Immobilier à la campagne : Un marché qui progresse dans une région moins attractive
D'après la Safer, le marché des maisons à la campagne en Bourgogne-Franche-Comté présente des chiffres en deçà de la moyenne nationale, en valeur comme en progression. Pour autant, en 2025, il a fait preuve d'un certain dynamisme.
Si la Safer Bourgogne-Franche-Comté (BFC) livre chaque année une analyse détaillée des marchés fonciers agricoles, viticoles ou forestiers, de manière plus marginale, elle prend aussi en compte le marché des maisons à la campagne.
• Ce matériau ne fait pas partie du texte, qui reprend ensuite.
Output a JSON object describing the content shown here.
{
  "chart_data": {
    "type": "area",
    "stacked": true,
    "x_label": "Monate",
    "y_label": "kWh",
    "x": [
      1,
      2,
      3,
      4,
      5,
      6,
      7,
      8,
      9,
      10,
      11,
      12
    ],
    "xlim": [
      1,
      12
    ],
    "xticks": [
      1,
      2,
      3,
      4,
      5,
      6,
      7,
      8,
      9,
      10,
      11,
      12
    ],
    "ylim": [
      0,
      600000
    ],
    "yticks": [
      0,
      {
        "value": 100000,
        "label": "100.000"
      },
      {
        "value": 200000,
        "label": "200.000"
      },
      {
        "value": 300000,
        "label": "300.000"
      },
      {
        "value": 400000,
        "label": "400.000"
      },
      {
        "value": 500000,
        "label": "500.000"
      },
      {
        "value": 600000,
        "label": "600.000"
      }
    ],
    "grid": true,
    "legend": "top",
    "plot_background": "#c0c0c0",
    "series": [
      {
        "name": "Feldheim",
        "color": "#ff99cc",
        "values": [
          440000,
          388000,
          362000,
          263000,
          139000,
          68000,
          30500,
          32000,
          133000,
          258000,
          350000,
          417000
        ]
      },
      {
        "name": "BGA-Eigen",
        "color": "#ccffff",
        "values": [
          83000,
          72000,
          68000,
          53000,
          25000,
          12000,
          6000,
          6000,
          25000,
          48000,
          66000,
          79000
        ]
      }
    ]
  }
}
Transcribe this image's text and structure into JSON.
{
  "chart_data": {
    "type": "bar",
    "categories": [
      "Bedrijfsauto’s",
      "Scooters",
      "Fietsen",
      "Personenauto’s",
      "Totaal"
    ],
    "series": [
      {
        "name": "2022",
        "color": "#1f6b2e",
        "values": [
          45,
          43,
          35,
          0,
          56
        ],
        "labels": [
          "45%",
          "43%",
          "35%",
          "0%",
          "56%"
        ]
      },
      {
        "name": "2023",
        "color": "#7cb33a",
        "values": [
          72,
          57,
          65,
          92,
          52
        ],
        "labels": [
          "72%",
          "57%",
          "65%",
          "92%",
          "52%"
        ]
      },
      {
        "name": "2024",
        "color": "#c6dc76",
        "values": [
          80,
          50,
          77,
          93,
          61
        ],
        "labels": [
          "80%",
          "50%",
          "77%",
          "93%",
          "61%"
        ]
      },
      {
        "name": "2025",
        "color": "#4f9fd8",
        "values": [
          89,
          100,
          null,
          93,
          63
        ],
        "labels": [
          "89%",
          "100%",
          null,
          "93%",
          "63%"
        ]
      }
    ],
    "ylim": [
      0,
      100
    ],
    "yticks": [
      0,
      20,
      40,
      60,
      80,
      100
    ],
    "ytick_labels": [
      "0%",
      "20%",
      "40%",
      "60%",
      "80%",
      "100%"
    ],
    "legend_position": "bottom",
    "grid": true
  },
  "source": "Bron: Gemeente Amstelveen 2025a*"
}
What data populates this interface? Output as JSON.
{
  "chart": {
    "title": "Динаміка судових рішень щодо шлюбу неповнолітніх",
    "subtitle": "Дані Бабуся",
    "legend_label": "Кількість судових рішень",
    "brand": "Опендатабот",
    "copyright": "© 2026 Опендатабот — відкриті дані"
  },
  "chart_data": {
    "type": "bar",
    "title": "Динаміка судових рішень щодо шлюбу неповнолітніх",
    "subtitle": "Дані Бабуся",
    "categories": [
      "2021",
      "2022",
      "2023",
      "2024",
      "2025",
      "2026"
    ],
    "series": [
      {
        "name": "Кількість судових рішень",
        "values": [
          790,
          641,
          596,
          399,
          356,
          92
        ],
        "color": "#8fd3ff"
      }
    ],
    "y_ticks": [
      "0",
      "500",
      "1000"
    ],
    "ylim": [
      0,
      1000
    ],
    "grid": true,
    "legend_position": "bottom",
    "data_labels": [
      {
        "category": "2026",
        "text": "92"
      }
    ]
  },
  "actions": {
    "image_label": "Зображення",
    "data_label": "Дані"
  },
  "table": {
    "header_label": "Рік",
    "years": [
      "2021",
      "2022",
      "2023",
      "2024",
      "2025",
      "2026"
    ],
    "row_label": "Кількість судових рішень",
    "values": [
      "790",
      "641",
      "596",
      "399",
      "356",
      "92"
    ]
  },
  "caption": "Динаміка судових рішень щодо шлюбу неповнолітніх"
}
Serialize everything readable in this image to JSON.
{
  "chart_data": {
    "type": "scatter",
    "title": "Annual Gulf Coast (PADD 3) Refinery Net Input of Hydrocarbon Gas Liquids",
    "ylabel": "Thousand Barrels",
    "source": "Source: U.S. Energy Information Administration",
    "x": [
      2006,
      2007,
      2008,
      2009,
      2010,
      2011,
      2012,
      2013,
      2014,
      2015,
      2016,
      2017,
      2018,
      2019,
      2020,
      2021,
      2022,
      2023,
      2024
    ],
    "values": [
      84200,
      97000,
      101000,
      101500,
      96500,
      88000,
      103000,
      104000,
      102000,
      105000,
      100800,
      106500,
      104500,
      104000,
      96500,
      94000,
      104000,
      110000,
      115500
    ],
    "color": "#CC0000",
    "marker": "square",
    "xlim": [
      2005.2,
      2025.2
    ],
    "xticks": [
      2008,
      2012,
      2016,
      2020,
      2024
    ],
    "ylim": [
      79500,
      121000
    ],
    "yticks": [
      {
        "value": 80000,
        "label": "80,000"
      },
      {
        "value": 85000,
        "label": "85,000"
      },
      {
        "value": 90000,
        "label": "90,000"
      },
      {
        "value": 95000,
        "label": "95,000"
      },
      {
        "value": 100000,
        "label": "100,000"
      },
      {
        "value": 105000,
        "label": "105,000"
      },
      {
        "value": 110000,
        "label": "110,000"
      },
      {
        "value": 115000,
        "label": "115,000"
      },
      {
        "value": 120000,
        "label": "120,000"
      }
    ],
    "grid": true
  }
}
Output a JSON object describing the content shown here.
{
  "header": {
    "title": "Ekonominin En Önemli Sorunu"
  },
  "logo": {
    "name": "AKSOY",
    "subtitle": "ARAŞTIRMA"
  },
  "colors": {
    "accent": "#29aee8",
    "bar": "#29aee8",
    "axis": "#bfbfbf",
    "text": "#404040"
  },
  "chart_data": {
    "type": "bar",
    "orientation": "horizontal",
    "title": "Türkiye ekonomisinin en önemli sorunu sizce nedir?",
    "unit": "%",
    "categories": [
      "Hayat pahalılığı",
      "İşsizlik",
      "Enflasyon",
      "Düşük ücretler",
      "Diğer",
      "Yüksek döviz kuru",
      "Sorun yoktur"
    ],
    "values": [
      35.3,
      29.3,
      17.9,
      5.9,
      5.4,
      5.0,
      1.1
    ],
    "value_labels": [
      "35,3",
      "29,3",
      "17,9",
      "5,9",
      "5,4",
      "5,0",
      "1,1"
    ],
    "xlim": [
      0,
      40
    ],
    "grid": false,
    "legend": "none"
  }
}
En BFC, ce marché plus spécifique a semblé repartir à la hausse en 2025. Pour autant, les moyennes de prix régionales sont plus basses qu'au niveau national. Autre particularité : la Saône-et-Loire Loire représente à elle seule un tiers du marché de ces transactions, sans doute en raison de la superficie du département, le plus étendu de BFC. Les maisons qui entrent dans la catégorie analysée disposent, au minimum, 2 500 m2 de terrain, mais leur foncier peut aller jusqu'à 4 ou 5 ha. Des superficies qui n'ont néanmoins que peu d'impact sur le marché des terres agricoles.
Déficit d'attractivité
En 2025, les transactions régionales sur ce type de bien ont progressé de 10 %, s'établissant à près de 3 700 ventes, pour un total de près de 1 400 ha, chiffre lui aussi en progression de 10 %. La valeur de ces transactions représente 608 millions d'euros (en hausse de 5 %). Au niveau national, la valeur moyenne du lot associant maison et foncier s'établit à 210 000 euros en hausse de 3,6 %. Cette moyenne est supérieure à celle observée en BFC avec un montant de lot moyen 165 000 euros, en hausse de 2,5 %. La différence avec le niveau national est peut-être à mettre sur le compte d'une attractivité moindre de la Région BFC, en comparaison de régions littorales notamment.
Recul de l'artificialisation des terres
Le marché national de l’artificialisation pour les constructions, les infrastructures, les carrières notamment poursuit son recul en 2025. Même si les transactions sont en légère hausse (+ 2,2 %), les surfaces concernées ont nettement reculé aussi bien en volume qu’en valeur. Elles n’ont porté que sur 8 500 hectares, soit deux fois moins qu’il y a quatre ans, et le point le plus bas inédit depuis trente ans. On doit cette évolution aux effets de la loi Climat et Résilience sur la sobriété foncière, un contexte macro-économique défavorable aux grands projets ou encore la préférence des acquéreurs de terrains à bâtir pour des parcelles moins grandes qu’auparavant. Mais à côté de cette apparente maîtrise foncière, se développe une consommation masquée que la FNSafer estime à 28 400 hectares. Il s’agit de biens acquis dans la perspective d’un changement d’usage pour des loisirs, de la spéculation ou d’anticipations diverses et qui peuvent contribuer à la réduction des surfaces pouvant être utiles aux installations.